After he finished I threw up my arms and shouted STEVE HOLT!
My parents came down to check and make sure I wasn't into any mischief then proceeded to give me alcohol.
captain morgan taught me last night that resee's puffs are way better when eaten straight out of the sink.
That sucks about the drama. But hey, it's always a good day when you see someone get tazed!
Restaurants Roasting People Who Gave Them Negative Yelp Reviews (25 Pics)
I'm really really gonna try not to at least one night. The 4 day thanksgiving bender almost killed me last year
The moment you ate chicken nuggets out of your purse you were my hero.
Where the hell did i get chicken nuggets from
I woke up to 76 pages of e's, r's, d's, and f's from when I fell asleep for 3 hours on my laptop keyboard trying to write that paper.
fuck it. im taking monday off to do some Jagering.
Myy bathroom floor makes me think I'm on Mars. Also. Did you realize that yesterday we perfected thee mind high-five??
Woman Posts Harassing DMs From Creep Online, Now He’s Upset Because People Told His Mom
Just ate Panda Express. Fortune cookie had no fortune in it. I actually prefer this. Less broken dream potential.
I spanked her so hard I woke up Grandma
I looked into this "it's just lunch" matchmaker thing and it was like 5 grand.
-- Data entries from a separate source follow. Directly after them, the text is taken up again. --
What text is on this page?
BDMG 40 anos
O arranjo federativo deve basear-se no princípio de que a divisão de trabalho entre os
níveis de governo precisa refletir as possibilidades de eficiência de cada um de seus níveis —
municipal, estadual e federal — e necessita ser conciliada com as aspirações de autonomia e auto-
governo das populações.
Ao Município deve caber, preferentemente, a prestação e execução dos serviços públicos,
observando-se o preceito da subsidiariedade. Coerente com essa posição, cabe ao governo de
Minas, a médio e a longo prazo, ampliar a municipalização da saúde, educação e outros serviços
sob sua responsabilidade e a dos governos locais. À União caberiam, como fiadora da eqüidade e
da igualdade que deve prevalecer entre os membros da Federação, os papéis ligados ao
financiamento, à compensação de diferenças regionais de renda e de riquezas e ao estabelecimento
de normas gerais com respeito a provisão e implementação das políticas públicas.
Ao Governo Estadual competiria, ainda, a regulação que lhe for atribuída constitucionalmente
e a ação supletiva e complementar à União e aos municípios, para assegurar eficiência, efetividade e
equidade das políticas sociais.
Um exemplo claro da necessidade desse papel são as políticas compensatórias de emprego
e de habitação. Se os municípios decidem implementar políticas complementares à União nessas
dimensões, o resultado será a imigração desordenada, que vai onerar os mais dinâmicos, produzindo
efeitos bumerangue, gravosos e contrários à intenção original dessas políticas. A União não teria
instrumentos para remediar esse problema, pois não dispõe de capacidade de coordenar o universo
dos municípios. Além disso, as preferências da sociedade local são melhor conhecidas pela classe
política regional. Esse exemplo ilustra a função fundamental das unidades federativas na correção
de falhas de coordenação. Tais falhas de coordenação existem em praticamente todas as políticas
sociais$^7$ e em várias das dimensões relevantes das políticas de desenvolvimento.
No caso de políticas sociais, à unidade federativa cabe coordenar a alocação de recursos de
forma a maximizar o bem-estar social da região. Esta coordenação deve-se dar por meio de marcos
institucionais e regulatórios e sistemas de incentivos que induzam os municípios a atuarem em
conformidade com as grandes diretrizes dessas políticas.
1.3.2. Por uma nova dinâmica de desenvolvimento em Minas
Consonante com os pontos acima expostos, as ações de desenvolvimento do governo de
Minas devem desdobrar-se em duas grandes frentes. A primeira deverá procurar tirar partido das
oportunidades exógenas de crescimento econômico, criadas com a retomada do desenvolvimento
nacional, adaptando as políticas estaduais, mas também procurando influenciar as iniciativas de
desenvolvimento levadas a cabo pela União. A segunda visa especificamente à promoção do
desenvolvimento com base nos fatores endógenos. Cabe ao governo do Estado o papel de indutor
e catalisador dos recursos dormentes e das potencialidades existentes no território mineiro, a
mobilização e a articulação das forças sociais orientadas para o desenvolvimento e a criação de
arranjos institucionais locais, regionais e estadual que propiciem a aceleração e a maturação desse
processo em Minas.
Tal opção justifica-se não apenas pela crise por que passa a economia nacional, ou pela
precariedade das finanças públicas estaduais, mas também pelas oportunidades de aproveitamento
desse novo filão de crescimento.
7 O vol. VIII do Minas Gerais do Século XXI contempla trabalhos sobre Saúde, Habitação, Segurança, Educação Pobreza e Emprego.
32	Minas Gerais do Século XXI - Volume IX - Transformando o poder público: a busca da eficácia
If I'm gonna spend five grand I'll throw in another three and get new tits and find my own fucking husband.
I hate that I will forever be known as the girl who puked on the front lawn. That only happened once.
Usually it's tequila, or vodka. But today was just the devil
Well the cops were called after the kid fell, but we saw 4 cute guys from our window while it was going down, so it wasn't all that bad.